Sunday, July 08, 2012

Cleveland's Bubonic Antonine?

Steven Litt's text on another US museum's dispute with Turkey over dugup items in its collection begins by discussing a bronze statue: 

A large, headless, Roman-era bronze statue believed to represent Marcus Aurelius has reigned for 26 years as the resident philosopher-king of the Cleveland Museum of Art. With its lifelike presence, fluid drapery folds and dark, luscious patina, the sculpture is one of the museum's signature treasures. Yet a mystery has always hovered over this exceedingly rare object. Where, exactly, did it come out of the ground, and who unearthed it?
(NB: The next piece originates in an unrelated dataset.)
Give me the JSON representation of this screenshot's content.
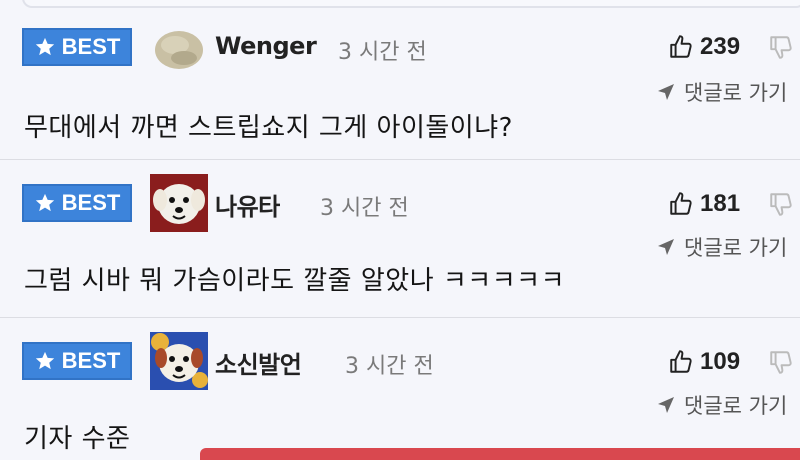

Just as important, how many hands did it pass through before it found its way into the collection in 1986? The museum has long stated that the work might have been found in the 1960s in an obscure village in southwestern Turkey called Bubon, but it isn't sure. The government of Turkey, on the other hand, is sure. It says that the bronze and nearly two dozen other works in Cleveland were looted from its soil, although the country has produced no evidence. […] former curators familiar with the Marcus Aurelius statue […] say they don't know where [it was] excavated before the museum bought [it]. Arielle Kozloff of Shaker Heights, the now-retired curator who led the purchase of the Marcus Aurelius bronze in 1986, traveled to Bubon later that year to investigate its origins. According to local gossip, villagers dug up the sculpture in the 1960s, along with many other bronzes, which appeared on the art market over the following two decades. But Kozloff concluded in a 1987 article in the museum's bulletin that any connection between Bubon and the Marcus Aurelius was conjectural.